Diagnosis of Porphyria Cutanea Tarda
The diagnosis of porphyria cutanea tarda (PCT) requires demonstration of typical patterns of heme precursors in urine, with urine porphyrin analysis being the standard initial diagnostic approach. 1
Clinical Presentation
Characteristic skin findings:
- Bullae and erosions on sun-exposed areas (particularly hands and face)
- Skin fragility
- Hyperpigmentation
- Hypertrichosis (excessive hair growth)
- Milia formation (small white cysts)
- Sclerodermoid plaques in some cases
Visual examination of urine:
- Red to brown color in natural light
- Pink to red fluorescence under fluorescent light 2
Diagnostic Algorithm
First-Line Testing
24-hour urine porphyrin analysis (gold standard initial test)
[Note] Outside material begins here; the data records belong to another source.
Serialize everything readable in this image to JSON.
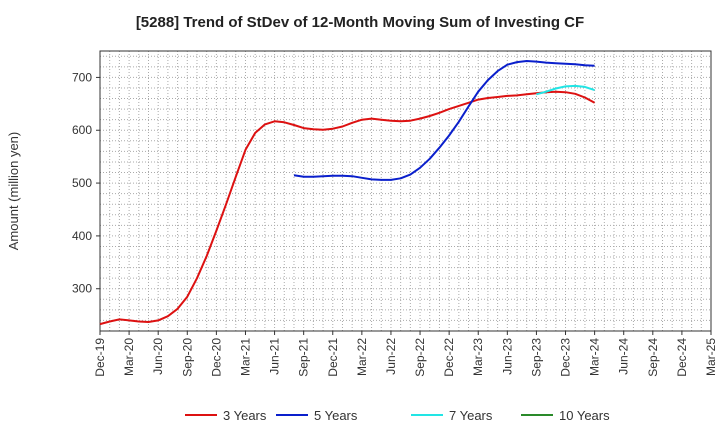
{
  "chart_data": {
    "type": "line",
    "title": "[5288]  Trend of StDev of 12-Month Moving Sum of Investing CF",
    "xlabel": "",
    "ylabel": "Amount (million yen)",
    "ylim": [
      220,
      750
    ],
    "yticks": [
      300,
      400,
      500,
      600,
      700
    ],
    "x_tick_labels": [
      "Dec-19",
      "Mar-20",
      "Jun-20",
      "Sep-20",
      "Dec-20",
      "Mar-21",
      "Jun-21",
      "Sep-21",
      "Dec-21",
      "Mar-22",
      "Jun-22",
      "Sep-22",
      "Dec-22",
      "Mar-23",
      "Jun-23",
      "Sep-23",
      "Dec-23",
      "Mar-24",
      "Jun-24",
      "Sep-24",
      "Dec-24",
      "Mar-25"
    ],
    "grid": true,
    "legend_position": "bottom",
    "series": [
      {
        "name": "3 Years",
        "color": "#dd1111",
        "points": [
          [
            "Dec-19",
            233
          ],
          [
            "Jan-20",
            238
          ],
          [
            "Feb-20",
            242
          ],
          [
            "Mar-20",
            240
          ],
          [
            "Apr-20",
            238
          ],
          [
            "May-20",
            237
          ],
          [
            "Jun-20",
            240
          ],
          [
            "Jul-20",
            248
          ],
          [
            "Aug-20",
            262
          ],
          [
            "Sep-20",
            285
          ],
          [
            "Oct-20",
            320
          ],
          [
            "Nov-20",
            362
          ],
          [
            "Dec-20",
            410
          ],
          [
            "Jan-21",
            460
          ],
          [
            "Feb-21",
            512
          ],
          [
            "Mar-21",
            563
          ],
          [
            "Apr-21",
            595
          ],
          [
            "May-21",
            611
          ],
          [
            "Jun-21",
            617
          ],
          [
            "Jul-21",
            615
          ],
          [
            "Aug-21",
            610
          ],
          [
            "Sep-21",
            604
          ],
          [
            "Oct-21",
            602
          ],
          [
            "Nov-21",
            601
          ],
          [
            "Dec-21",
            603
          ],
          [
            "Jan-22",
            607
          ],
          [
            "Feb-22",
            614
          ],
          [
            "Mar-22",
            620
          ],
          [
            "Apr-22",
            622
          ],
          [
            "May-22",
            620
          ],
          [
            "Jun-22",
            618
          ],
          [
            "Jul-22",
            617
          ],
          [
            "Aug-22",
            618
          ],
          [
            "Sep-22",
            622
          ],
          [
            "Oct-22",
            627
          ],
          [
            "Nov-22",
            633
          ],
          [
            "Dec-22",
            640
          ],
          [
            "Jan-23",
            646
          ],
          [
            "Feb-23",
            652
          ],
          [
            "Mar-23",
            658
          ],
          [
            "Apr-23",
            661
          ],
          [
            "May-23",
            663
          ],
          [
            "Jun-23",
            665
          ],
          [
            "Jul-23",
            666
          ],
          [
            "Aug-23",
            668
          ],
          [
            "Sep-23",
            670
          ],
          [
            "Oct-23",
            672
          ],
          [
            "Nov-23",
            673
          ],
          [
            "Dec-23",
            672
          ],
          [
            "Jan-24",
            669
          ],
          [
            "Feb-24",
            662
          ],
          [
            "Mar-24",
            652
          ]
        ]
      },
      {
        "name": "5 Years",
        "color": "#0a1fcc",
        "points": [
          [
            "Aug-21",
            515
          ],
          [
            "Sep-21",
            512
          ],
          [
            "Oct-21",
            512
          ],
          [
            "Nov-21",
            513
          ],
          [
            "Dec-21",
            514
          ],
          [
            "Jan-22",
            514
          ],
          [
            "Feb-22",
            513
          ],
          [
            "Mar-22",
            510
          ],
          [
            "Apr-22",
            507
          ],
          [
            "May-22",
            506
          ],
          [
            "Jun-22",
            506
          ],
          [
            "Jul-22",
            509
          ],
          [
            "Aug-22",
            516
          ],
          [
            "Sep-22",
            529
          ],
          [
            "Oct-22",
            546
          ],
          [
            "Nov-22",
            567
          ],
          [
            "Dec-22",
            590
          ],
          [
            "Jan-23",
            616
          ],
          [
            "Feb-23",
            645
          ],
          [
            "Mar-23",
            673
          ],
          [
            "Apr-23",
            695
          ],
          [
            "May-23",
            712
          ],
          [
            "Jun-23",
            724
          ],
          [
            "Jul-23",
            729
          ],
          [
            "Aug-23",
            731
          ],
          [
            "Sep-23",
            730
          ],
          [
            "Oct-23",
            728
          ],
          [
            "Nov-23",
            727
          ],
          [
            "Dec-23",
            726
          ],
          [
            "Jan-24",
            725
          ],
          [
            "Feb-24",
            723
          ],
          [
            "Mar-24",
            722
          ]
        ]
      },
      {
        "name": "7 Years",
        "color": "#22e5e5",
        "points": [
          [
            "Sep-23",
            668
          ],
          [
            "Oct-23",
            673
          ],
          [
            "Nov-23",
            679
          ],
          [
            "Dec-23",
            683
          ],
          [
            "Jan-24",
            684
          ],
          [
            "Feb-24",
            682
          ],
          [
            "Mar-24",
            676
          ]
        ]
      },
      {
        "name": "10 Years",
        "color": "#2a8a2a",
        "points": []
      }
    ]
  }
}
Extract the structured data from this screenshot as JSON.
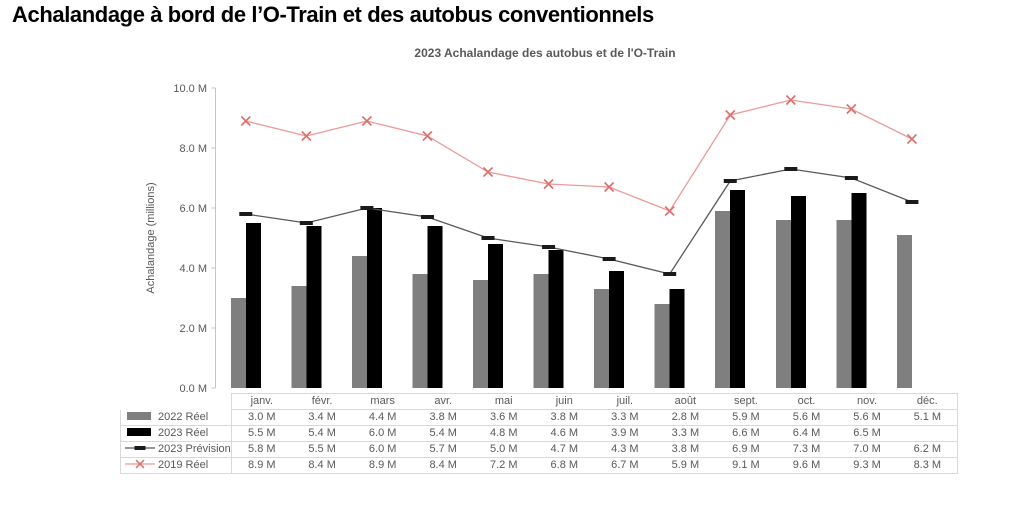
{
  "page_title": "Achalandage à bord de l’O-Train et des autobus conventionnels",
  "chart_data": {
    "type": "combo-bar-line",
    "title": "2023 Achalandage des autobus et de l'O-Train",
    "xlabel": "",
    "ylabel": "Achalandage (millions)",
    "ylim": [
      0,
      10
    ],
    "ytick_labels": [
      "0.0 M",
      "2.0 M",
      "4.0 M",
      "6.0 M",
      "8.0 M",
      "10.0 M"
    ],
    "value_suffix": " M",
    "grid": false,
    "legend_position": "table-left",
    "categories": [
      "janv.",
      "févr.",
      "mars",
      "avr.",
      "mai",
      "juin",
      "juil.",
      "août",
      "sept.",
      "oct.",
      "nov.",
      "déc."
    ],
    "series": [
      {
        "name": "2022 Réel",
        "type": "bar",
        "color": "#7f7f7f",
        "values": [
          3.0,
          3.4,
          4.4,
          3.8,
          3.6,
          3.8,
          3.3,
          2.8,
          5.9,
          5.6,
          5.6,
          5.1
        ]
      },
      {
        "name": "2023 Réel",
        "type": "bar",
        "color": "#000000",
        "values": [
          5.5,
          5.4,
          6.0,
          5.4,
          4.8,
          4.6,
          3.9,
          3.3,
          6.6,
          6.4,
          6.5,
          null
        ]
      },
      {
        "name": "2023 Prévision",
        "type": "line",
        "marker": "dash",
        "color": "#595959",
        "marker_color": "#1a1a1a",
        "values": [
          5.8,
          5.5,
          6.0,
          5.7,
          5.0,
          4.7,
          4.3,
          3.8,
          6.9,
          7.3,
          7.0,
          6.2
        ]
      },
      {
        "name": "2019 Réel",
        "type": "line",
        "marker": "x",
        "color": "#ea9b98",
        "marker_color": "#dd6f6b",
        "values": [
          8.9,
          8.4,
          8.9,
          8.4,
          7.2,
          6.8,
          6.7,
          5.9,
          9.1,
          9.6,
          9.3,
          8.3
        ]
      }
    ]
  }
}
Plasma fluorescence scanning
- Particularly useful for patients with active cutaneous symptoms
- Shows characteristic emission wavelengths specific to PCT 3
- Can facilitate diagnosis in patients with renal failure who may be anuric
Second-Line Testing
Fecal porphyrin analysis
- Predominance of hepta-, penta-, and isocoproporphyrins 3
- Helps differentiate PCT from other cutaneous porphyrias
Liver function tests
- Often shows elevated transaminases due to frequent liver involvement 2
Iron studies
Skin biopsy
- Useful to rule out other blistering disorders
- Shows subepidermal blistering with minimal inflammation 2
Additional Testing for Risk Factors
Once PCT is confirmed, screen for associated conditions:
Hepatitis C testing - strongly associated with PCT 3, 4
- Particularly important in patients <30 years with high transaminase levels 2
Hepatitis B screening 2
HIV testing - can be associated with PCT 4
Genetic testing for hemochromatosis
Assessment for alcohol use disorder 4
Differentiating PCT Types
Type I (sporadic PCT) - 80% of cases
- UROD deficiency limited to liver
- Normal UROD activity in erythrocytes
Type II (familial PCT)
Common Pitfalls to Avoid
Relying solely on clinical presentation - clinical features alone are not specific enough to establish a porphyria diagnosis 3
Using genomic testing as initial screening - biochemical testing demonstrating increased porphyria-related markers should precede genetic testing 3
Failing to screen for hepatitis C - given the strong association, all PCT patients should be screened 3, 2
Overlooking simple visual examination of urine - the characteristic color change can provide valuable initial diagnostic clues 2
Confusing PCT with other cutaneous porphyrias - proper fractionation of porphyrins is essential for accurate diagnosis 3
By following this systematic diagnostic approach, PCT can be accurately diagnosed, allowing for appropriate management including avoidance of exacerbating factors, phlebotomy for iron reduction, and/or low-dose antimalarial therapy when indicated.